Presidential candidate Emmanuel Macron listens as he visits the Entrepreneurs Fair in Paris, Thursday, Feb. 2, 2017. With French President Francois Hollande having abandoned hopes of a second five-year term and conservative candidate Francois Fillon weakened, National Front leader Marine Le Pen and independent maverick candidate Macron are making hay. (AP Photo/Francois Mori)
Presidential candidate Emmanuel Macron listens as he visits the Entrepreneurs Fair in Paris, Thursday, Feb. 2, 2017. With French President Francois Hollande having abandoned hopes of a second five-year term and conservative candidate Francois Fillon weakened, National Front leader Marine Le Pen and independent maverick candidate Macron are making hay. (AP Photo/Francois Mori) Credit: Francois Mori

PARIS — French conservative Francois Fillon suffered new setbacks Thursday to his presidential candidacy, with prosecutors expanding an embezzlement probe into his wife’s paid political job to include two of their children.

An old interview, meanwhile, is coming back to haunt his wife, Penelope.

French national financial prosecutors have been investigating Penelope Fillon’s work as a parliamentary aide to her husband, seeking to determine whether there are grounds to suspect embezzlement and misappropriation of public funds. The Canard Enchaine weekly reported Wednesday that she made 830,000 euros ($900,000) over 15 years.

A person close to the investigation told The Associated Press on Thursday that prosecutors have extended the probe to also cover the couple’s daughter, Marie, and son, Charles. The person spoke to the AP on condition of anonymity, because they were barred from discussing the investigation publicly.

Allegations that Fillon’s family used his political connections to enrich themselves with cushy parliamentary jobs have been particularly damaging for the former prime minister’s image as an upstanding Catholic family man and country gentleman untainted by the long history of sleaze in French politics. The contrast between Fillon’s words and his supposed actions sting because he has promised to slash public sector jobs and make the French work harder and longer.

His nose-diving prospects of winning France’s two-round presidential election in April and May have thrown open the race that had been expected to be between him and the far-right National Front leader Marine Le Pen.

The Canard Enchaine reported that Fillon hired his children as parliamentary aides when he was a French senator from 2005-2007, and they earned 84,000 euros ($91,000) in total.

Fillon has confirmed that he paid two of his children, “who were lawyers,” for “specific assignments” when he was a senator. However, Marie and Charles still were in law school when they worked for their father, French media have reported. According to Le Canard Enchaine, they drew paychecks not for assignments but for two full-time jobs.

Marie and Charles Fillon did not respond to emails and telephone messages from the AP.

French politicians are allowed to hire family members as aides as long as they actually do the jobs for which they are paid.
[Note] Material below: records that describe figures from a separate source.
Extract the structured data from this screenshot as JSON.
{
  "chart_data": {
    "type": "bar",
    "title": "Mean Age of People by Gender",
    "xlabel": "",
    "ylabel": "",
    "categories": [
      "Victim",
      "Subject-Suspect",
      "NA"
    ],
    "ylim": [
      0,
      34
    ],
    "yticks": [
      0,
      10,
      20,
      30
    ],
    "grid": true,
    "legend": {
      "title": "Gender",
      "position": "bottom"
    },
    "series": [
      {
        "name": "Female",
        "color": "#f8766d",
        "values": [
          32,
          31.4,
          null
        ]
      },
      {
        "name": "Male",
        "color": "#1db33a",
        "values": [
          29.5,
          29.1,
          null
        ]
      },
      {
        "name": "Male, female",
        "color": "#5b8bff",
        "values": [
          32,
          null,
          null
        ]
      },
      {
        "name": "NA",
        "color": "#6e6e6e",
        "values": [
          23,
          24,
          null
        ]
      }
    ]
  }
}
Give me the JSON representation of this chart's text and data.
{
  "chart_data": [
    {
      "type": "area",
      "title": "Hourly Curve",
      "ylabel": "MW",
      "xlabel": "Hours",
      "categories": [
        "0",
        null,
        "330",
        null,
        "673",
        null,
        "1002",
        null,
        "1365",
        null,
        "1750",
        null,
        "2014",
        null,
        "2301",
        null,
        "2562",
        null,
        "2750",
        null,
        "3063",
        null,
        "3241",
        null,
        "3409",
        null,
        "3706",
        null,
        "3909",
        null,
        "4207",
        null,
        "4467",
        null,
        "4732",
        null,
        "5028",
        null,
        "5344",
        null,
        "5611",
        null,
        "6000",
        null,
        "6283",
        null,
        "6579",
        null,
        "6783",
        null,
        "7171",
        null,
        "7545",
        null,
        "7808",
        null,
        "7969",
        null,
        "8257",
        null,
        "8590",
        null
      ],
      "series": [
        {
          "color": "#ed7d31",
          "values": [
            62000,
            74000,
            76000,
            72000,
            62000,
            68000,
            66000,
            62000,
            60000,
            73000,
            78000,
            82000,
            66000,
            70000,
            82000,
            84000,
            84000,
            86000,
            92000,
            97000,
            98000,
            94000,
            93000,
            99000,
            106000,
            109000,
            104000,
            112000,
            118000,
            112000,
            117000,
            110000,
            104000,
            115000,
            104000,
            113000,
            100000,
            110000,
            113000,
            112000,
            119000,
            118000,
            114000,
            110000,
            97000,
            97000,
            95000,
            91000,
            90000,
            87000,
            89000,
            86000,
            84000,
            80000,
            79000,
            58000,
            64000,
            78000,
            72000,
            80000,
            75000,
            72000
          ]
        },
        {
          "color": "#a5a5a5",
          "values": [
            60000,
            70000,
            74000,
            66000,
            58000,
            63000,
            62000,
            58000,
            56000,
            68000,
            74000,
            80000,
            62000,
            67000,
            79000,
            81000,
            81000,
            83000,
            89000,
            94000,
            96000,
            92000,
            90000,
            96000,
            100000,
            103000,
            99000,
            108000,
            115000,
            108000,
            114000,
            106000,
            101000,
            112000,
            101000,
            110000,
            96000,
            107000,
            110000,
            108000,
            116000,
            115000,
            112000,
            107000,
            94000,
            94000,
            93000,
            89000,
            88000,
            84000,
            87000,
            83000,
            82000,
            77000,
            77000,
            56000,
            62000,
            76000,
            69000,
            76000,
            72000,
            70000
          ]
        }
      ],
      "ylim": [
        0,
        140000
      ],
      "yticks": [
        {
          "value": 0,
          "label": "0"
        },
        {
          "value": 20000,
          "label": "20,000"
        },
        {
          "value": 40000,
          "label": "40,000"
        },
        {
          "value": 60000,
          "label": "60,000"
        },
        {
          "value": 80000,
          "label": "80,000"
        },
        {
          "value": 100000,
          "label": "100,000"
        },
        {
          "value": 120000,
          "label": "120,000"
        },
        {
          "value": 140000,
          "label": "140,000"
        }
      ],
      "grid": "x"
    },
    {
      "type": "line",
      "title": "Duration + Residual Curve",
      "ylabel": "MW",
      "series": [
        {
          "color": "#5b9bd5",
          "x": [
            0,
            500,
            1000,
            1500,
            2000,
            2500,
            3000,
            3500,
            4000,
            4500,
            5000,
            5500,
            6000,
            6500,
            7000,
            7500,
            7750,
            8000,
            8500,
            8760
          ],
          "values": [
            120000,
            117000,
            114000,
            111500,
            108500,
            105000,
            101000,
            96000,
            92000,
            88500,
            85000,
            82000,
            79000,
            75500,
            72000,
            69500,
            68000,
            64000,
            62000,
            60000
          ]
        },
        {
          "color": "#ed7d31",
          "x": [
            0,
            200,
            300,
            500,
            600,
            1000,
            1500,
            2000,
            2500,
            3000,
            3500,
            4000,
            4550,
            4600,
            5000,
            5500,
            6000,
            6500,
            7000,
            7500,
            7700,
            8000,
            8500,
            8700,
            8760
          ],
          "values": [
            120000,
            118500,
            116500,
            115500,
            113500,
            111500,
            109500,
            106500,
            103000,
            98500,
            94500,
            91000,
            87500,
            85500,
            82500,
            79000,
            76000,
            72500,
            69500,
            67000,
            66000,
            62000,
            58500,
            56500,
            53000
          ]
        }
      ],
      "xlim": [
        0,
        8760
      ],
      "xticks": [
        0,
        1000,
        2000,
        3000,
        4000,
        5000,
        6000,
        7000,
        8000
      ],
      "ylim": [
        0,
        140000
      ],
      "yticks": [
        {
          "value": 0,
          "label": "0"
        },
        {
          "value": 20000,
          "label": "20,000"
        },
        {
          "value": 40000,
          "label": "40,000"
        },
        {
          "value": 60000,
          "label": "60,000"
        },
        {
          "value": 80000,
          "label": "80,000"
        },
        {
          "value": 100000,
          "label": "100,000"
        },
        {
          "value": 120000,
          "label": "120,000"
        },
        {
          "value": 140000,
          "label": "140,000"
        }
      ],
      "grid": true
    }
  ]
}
Fillon insists that Penelope’s work for him was genuine.

But France Televisions said it would screen extracts Thursday evening from an interview with Penelope Fillon in 2007, when her husband was prime minister, in which said she had never worked as his assistant. That appears to contradict the couple’s defense in recent days that she was legitimately employed.
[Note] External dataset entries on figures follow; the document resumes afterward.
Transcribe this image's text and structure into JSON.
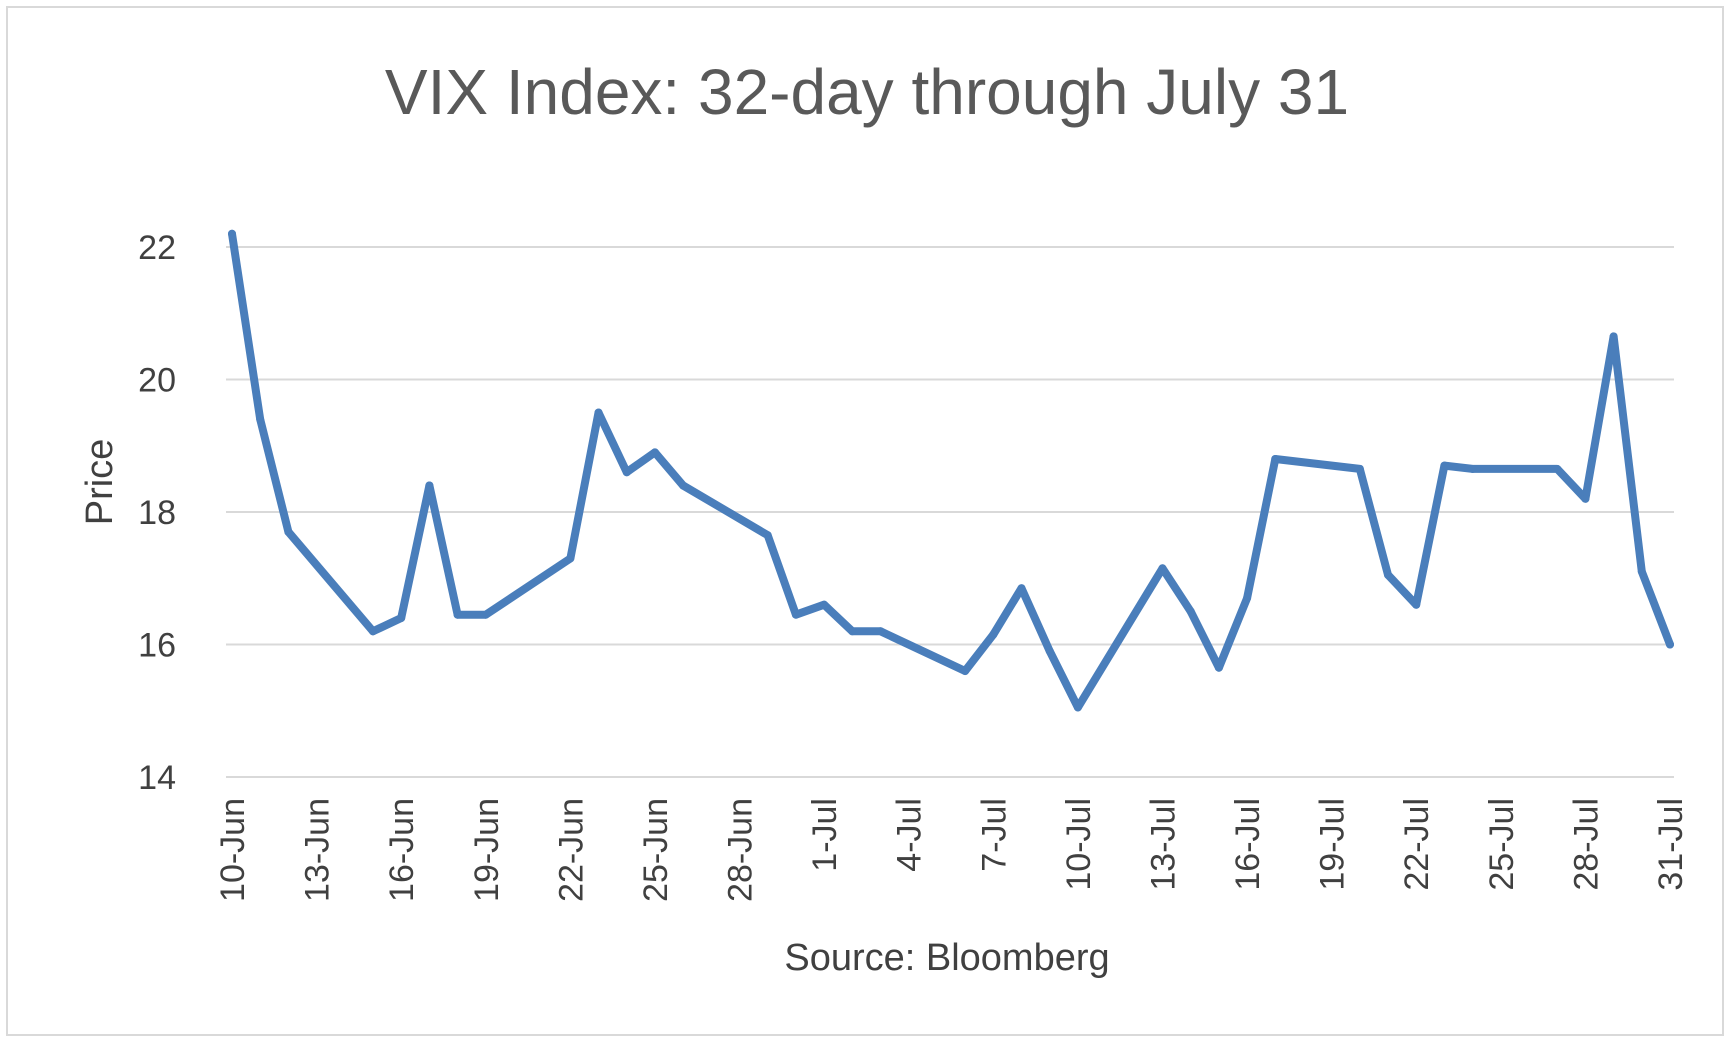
{
  "chart_data": {
    "type": "line",
    "title": "VIX Index: 32-day through July 31",
    "xlabel": "Source: Bloomberg",
    "ylabel": "Price",
    "ylim": [
      14,
      22
    ],
    "yticks": [
      14,
      16,
      18,
      20,
      22
    ],
    "grid": true,
    "line_color": "#4a7ebb",
    "xtick_labels": [
      "10-Jun",
      "13-Jun",
      "16-Jun",
      "19-Jun",
      "22-Jun",
      "25-Jun",
      "28-Jun",
      "1-Jul",
      "4-Jul",
      "7-Jul",
      "10-Jul",
      "13-Jul",
      "16-Jul",
      "19-Jul",
      "22-Jul",
      "25-Jul",
      "28-Jul",
      "31-Jul"
    ],
    "series": [
      {
        "x": [
          "10-Jun",
          "11-Jun",
          "12-Jun",
          "15-Jun",
          "16-Jun",
          "17-Jun",
          "18-Jun",
          "19-Jun",
          "22-Jun",
          "23-Jun",
          "24-Jun",
          "25-Jun",
          "26-Jun",
          "29-Jun",
          "30-Jun",
          "1-Jul",
          "2-Jul",
          "3-Jul",
          "6-Jul",
          "7-Jul",
          "8-Jul",
          "9-Jul",
          "10-Jul",
          "13-Jul",
          "14-Jul",
          "15-Jul",
          "16-Jul",
          "17-Jul",
          "20-Jul",
          "21-Jul",
          "22-Jul",
          "23-Jul",
          "24-Jul",
          "27-Jul",
          "28-Jul",
          "29-Jul",
          "30-Jul",
          "31-Jul"
        ],
        "values": [
          22.2,
          19.4,
          17.7,
          16.2,
          16.4,
          18.4,
          16.45,
          16.45,
          17.3,
          19.5,
          18.6,
          18.9,
          18.4,
          17.65,
          16.45,
          16.6,
          16.2,
          16.2,
          15.6,
          16.15,
          16.85,
          15.9,
          15.05,
          17.15,
          16.5,
          15.65,
          16.7,
          18.8,
          18.65,
          17.05,
          16.6,
          18.7,
          18.65,
          18.65,
          18.2,
          20.65,
          17.1,
          16.0
        ]
      }
    ]
  }
}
Her lawyer, Pierre Cornut-Gentille, said Penelope’s words were being taken out of context.

Fillon and his wife were separately questioned by investigators for five hours on Monday and her lawyer said Penelope provided investigators with evidence that her work for her husband was genuine.
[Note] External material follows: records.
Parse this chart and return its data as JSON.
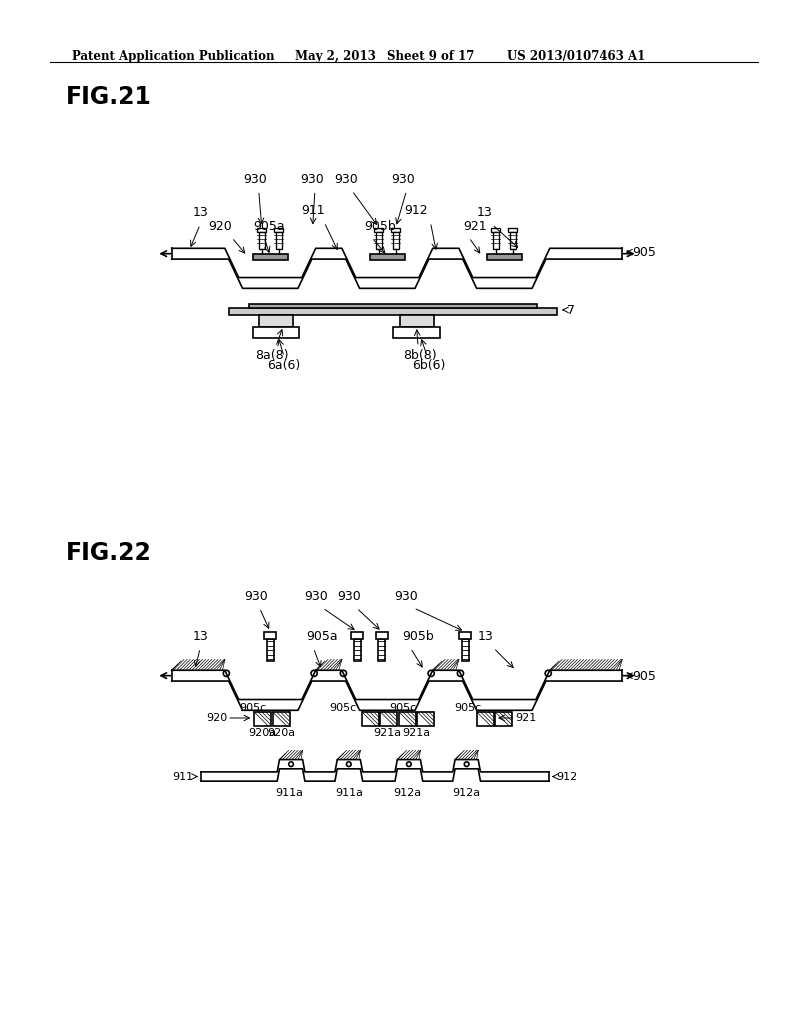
{
  "bg_color": "#ffffff",
  "header_text": "Patent Application Publication",
  "header_date": "May 2, 2013",
  "header_sheet": "Sheet 9 of 17",
  "header_patent": "US 2013/0107463 A1",
  "fig21_label": "FIG.21",
  "fig22_label": "FIG.22"
}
Prosecutors are working quickly, not wanting their work to overshadow the likely heated final weeks of the French campaign before the first-round polling on April 23. That gives them until mid-March to gather sufficient evidence to warrant either forwarding the dossier to an investigating magistrate or deciding to dismiss the case. Fillon is urging prosecutors to proceed quickly.

With Fillon weakened and the catastrophically unpopular Socialist President Francois Hollande having abandoned hopes of running for a second five-year term, far-right leader Le Pen and independent maverick Emmanuel Macron are making hay.